The chief of the United Kingdom’s foreign spy service is to warn that China and Russia are racing to master artificial intelligence in a way that could revolutionise geopolitics over the next 10 years.
Richard Moore, who heads the Secret Intelligence Service, known as MI6, is due to make his first public speech since becoming chief of the organisation on Tuesday.
In extracts of the speech released in advance by the British government he will say quantum engineering, engineered biology, vast troves of data and advances in computer power pose a threat that needs to be addressed by democratic powers.
“Our adversaries are pouring money and ambition into mastering artificial intelligence, quantum computing and synthetic biology, because they know that mastering these technologies will give them leverage,” Moore, who rarely makes public speeches, will say when he sets out his view of current threats.
The world’s spies are trying to grapple with seismic advances in technology that are challenging traditional human-led spying operations, which have dominated espionage for thousands of years.
Moore, a former diplomat, became MI6 chief in October 2020.
Speaking at the Institute for International and Strategic Studies think tank, he will stress that technological progress over the next decade could outstrip all the tech advances made over the past century.
“As a society, we have yet to internalise this stark fact and its potential impact on global geopolitics.
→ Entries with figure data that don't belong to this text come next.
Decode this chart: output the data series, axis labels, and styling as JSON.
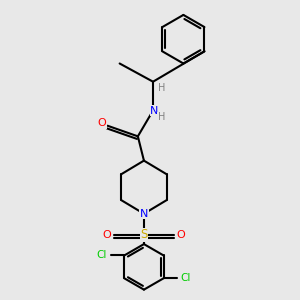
{
  "background_color": "#e8e8e8",
  "bond_color": "#000000",
  "atom_colors": {
    "N": "#0000ff",
    "O": "#ff0000",
    "S": "#ccaa00",
    "Cl": "#00cc00",
    "C": "#000000",
    "H": "#808080"
  },
  "figsize": [
    3.0,
    3.0
  ],
  "dpi": 100,
  "lw": 1.5
}
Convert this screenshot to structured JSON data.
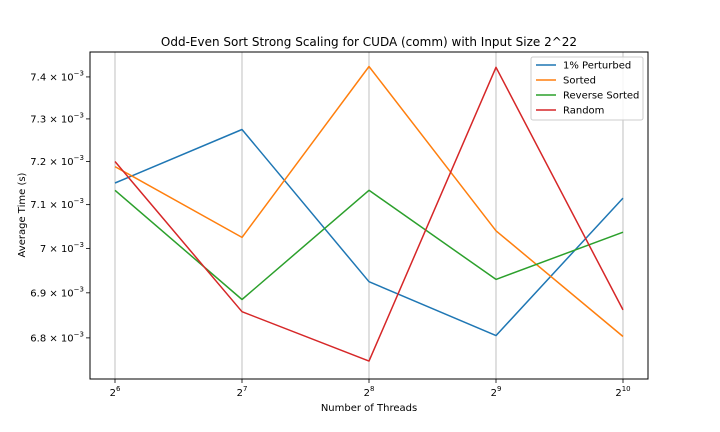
{
  "chart_data": {
    "type": "line",
    "title": "Odd-Even Sort Strong Scaling for CUDA (comm) with Input Size 2^22",
    "xlabel": "Number of Threads",
    "ylabel": "Average Time (s)",
    "x": [
      64,
      128,
      256,
      512,
      1024
    ],
    "x_tick_labels": [
      {
        "base": "2",
        "exp": "6"
      },
      {
        "base": "2",
        "exp": "7"
      },
      {
        "base": "2",
        "exp": "8"
      },
      {
        "base": "2",
        "exp": "9"
      },
      {
        "base": "2",
        "exp": "10"
      }
    ],
    "y_scale": "log",
    "ylim": [
      0.00671,
      0.00746
    ],
    "y_ticks": [
      {
        "value": 0.0068,
        "mant": "6.8",
        "exp": "−3"
      },
      {
        "value": 0.0069,
        "mant": "6.9",
        "exp": "−3"
      },
      {
        "value": 0.007,
        "mant": "7",
        "exp": "−3"
      },
      {
        "value": 0.0071,
        "mant": "7.1",
        "exp": "−3"
      },
      {
        "value": 0.0072,
        "mant": "7.2",
        "exp": "−3"
      },
      {
        "value": 0.0073,
        "mant": "7.3",
        "exp": "−3"
      },
      {
        "value": 0.0074,
        "mant": "7.4",
        "exp": "−3"
      }
    ],
    "grid": "x",
    "legend_position": "top-right",
    "series": [
      {
        "name": "1% Perturbed",
        "color": "#1f77b4",
        "values": [
          0.00715,
          0.007275,
          0.006925,
          0.006805,
          0.007115
        ]
      },
      {
        "name": "Sorted",
        "color": "#ff7f0e",
        "values": [
          0.007188,
          0.007025,
          0.007425,
          0.00704,
          0.006803
        ]
      },
      {
        "name": "Reverse Sorted",
        "color": "#2ca02c",
        "values": [
          0.007133,
          0.006885,
          0.007133,
          0.00693,
          0.007037
        ]
      },
      {
        "name": "Random",
        "color": "#d62728",
        "values": [
          0.0072,
          0.006858,
          0.006749,
          0.007423,
          0.006862
        ]
      }
    ]
  }
}
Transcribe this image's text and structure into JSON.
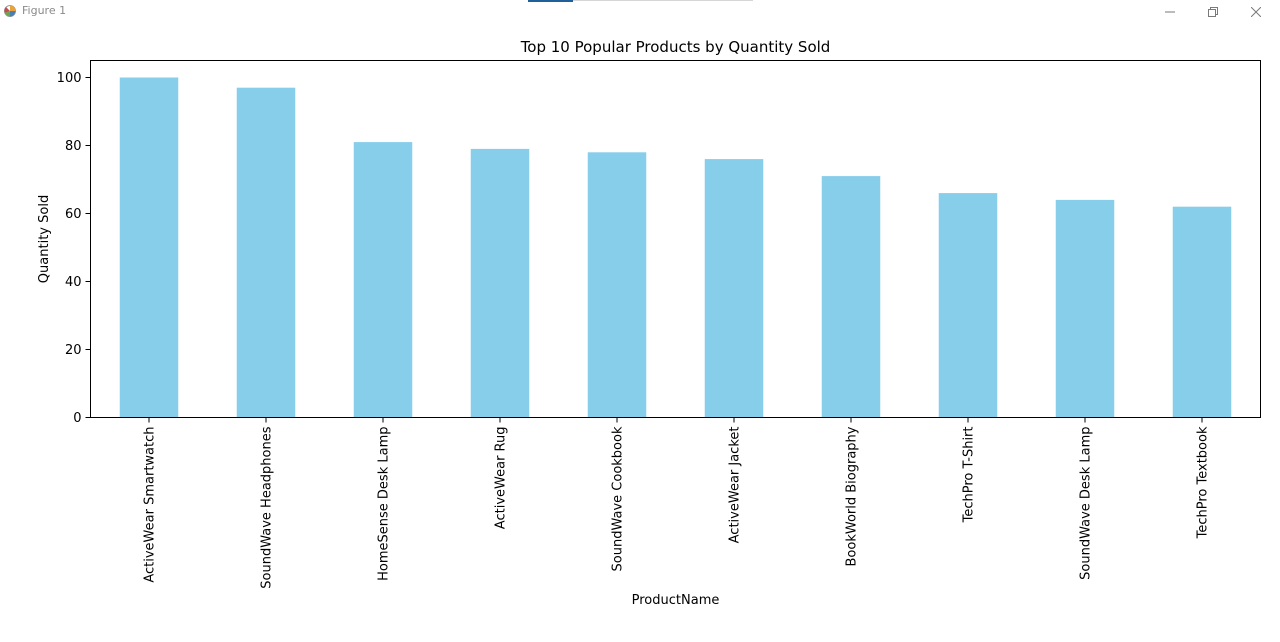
{
  "window": {
    "title": "Figure 1",
    "icons": {
      "app": "matplotlib-icon",
      "minimize": "minimize-icon",
      "maximize": "restore-icon",
      "close": "close-icon"
    }
  },
  "colors": {
    "bar": "#87ceeb",
    "axis": "#000000",
    "title_accent": "#1f5f9a"
  },
  "chart_data": {
    "type": "bar",
    "title": "Top 10 Popular Products by Quantity Sold",
    "xlabel": "ProductName",
    "ylabel": "Quantity Sold",
    "categories": [
      "ActiveWear Smartwatch",
      "SoundWave Headphones",
      "HomeSense Desk Lamp",
      "ActiveWear Rug",
      "SoundWave Cookbook",
      "ActiveWear Jacket",
      "BookWorld Biography",
      "TechPro T-Shirt",
      "SoundWave Desk Lamp",
      "TechPro Textbook"
    ],
    "values": [
      100,
      97,
      81,
      79,
      78,
      76,
      71,
      66,
      64,
      62
    ],
    "ylim": [
      0,
      105
    ],
    "yticks": [
      0,
      20,
      40,
      60,
      80,
      100
    ],
    "grid": false,
    "legend": false
  }
}
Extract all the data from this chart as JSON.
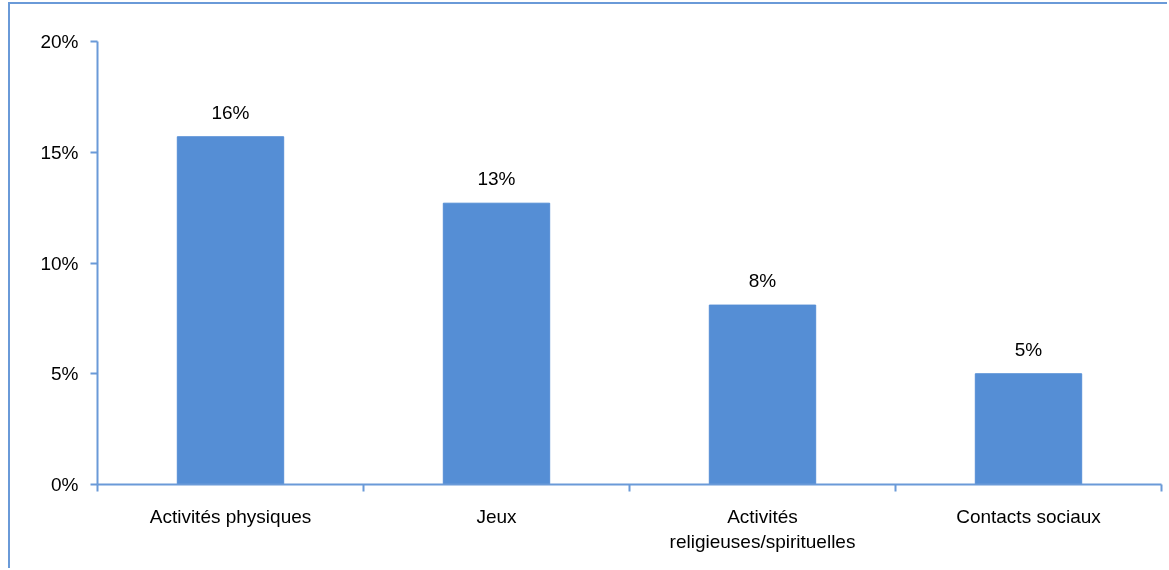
{
  "chart_data": {
    "type": "bar",
    "categories": [
      "Activités physiques",
      "Jeux",
      "Activités religieuses/spirituelles",
      "Contacts sociaux"
    ],
    "values": [
      15.7,
      12.7,
      8.1,
      5.0
    ],
    "value_labels": [
      "16%",
      "13%",
      "8%",
      "5%"
    ],
    "color": "#558ed5",
    "ylim": [
      0,
      20
    ],
    "yticks": [
      {
        "value": 0,
        "label": "0%"
      },
      {
        "value": 5,
        "label": "5%"
      },
      {
        "value": 10,
        "label": "10%"
      },
      {
        "value": 15,
        "label": "15%"
      },
      {
        "value": 20,
        "label": "20%"
      }
    ]
  }
}
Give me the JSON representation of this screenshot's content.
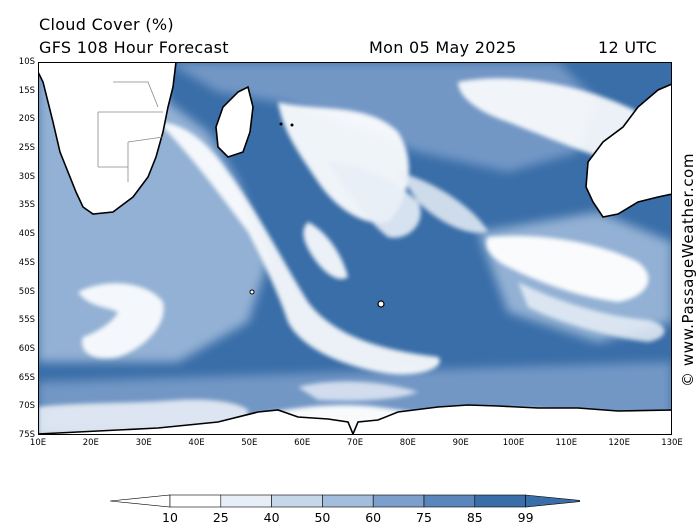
{
  "header": {
    "title": "Cloud Cover (%)",
    "subtitle": "GFS 108 Hour Forecast",
    "date": "Mon 05 May 2025",
    "time": "12 UTC"
  },
  "map": {
    "lat_labels": [
      "10S",
      "15S",
      "20S",
      "25S",
      "30S",
      "35S",
      "40S",
      "45S",
      "50S",
      "55S",
      "60S",
      "65S",
      "70S",
      "75S"
    ],
    "lon_labels": [
      "10E",
      "20E",
      "30E",
      "40E",
      "50E",
      "60E",
      "70E",
      "80E",
      "90E",
      "100E",
      "110E",
      "120E",
      "130E"
    ],
    "ocean_color": "#3a6ea8",
    "land_color": "#ffffff",
    "coastline_color": "#000000"
  },
  "watermark": "© www.PassageWeather.com",
  "colorbar": {
    "labels": [
      "10",
      "25",
      "40",
      "50",
      "60",
      "75",
      "85",
      "99"
    ],
    "colors": [
      "#ffffff",
      "#ffffff",
      "#e8eef7",
      "#c7d7ea",
      "#a3bddc",
      "#7d9fcb",
      "#5a86bb",
      "#3a6ea8",
      "#3a6ea8"
    ]
  }
}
But it is a white-hot focus for MI6,” he will say.
Of particular concern to the spies in the world’s liberal democracies are Russian and Chinese intelligence agencies, which have rushed to harness the power of a range of sophisticated technologies, sometimes at a faster pace than in the West.
Western intelligence agencies fear Beijing could dominate all key emerging technologies within decades, particularly artificial intelligence, synthetic biology and genetics.
China’s economic and military rise over the past 40 years is considered one of the most significant geopolitical events of recent times, alongside the 1991 fall of the Soviet Union, which ended the Cold War.
MI6, depicted by novelists as the employer of some of the most memorable fictional spies from John le Carré’s George Smiley to Ian Fleming’s James Bond, operates overseas and is tasked with defending the UK and its interests.
Moore says the service will have to give up some of its deep-rooted secrecy and work with technology firms to combat the rapidly developing threats.
MI6 and western intelligence agencies will have to “become more open to stay secret” in a world of destabilising technological change, he will say.
“We cannot hope to replicate the global tech industry, so we must tap into it.”
The agency has become more open in recent years, even allowing publication of an authorised history although it only covers the period up until 1949.
MI6 began publicly naming its chief, who uses the code name C and is the only publicly identifiable member of the organisation, in the 1990s.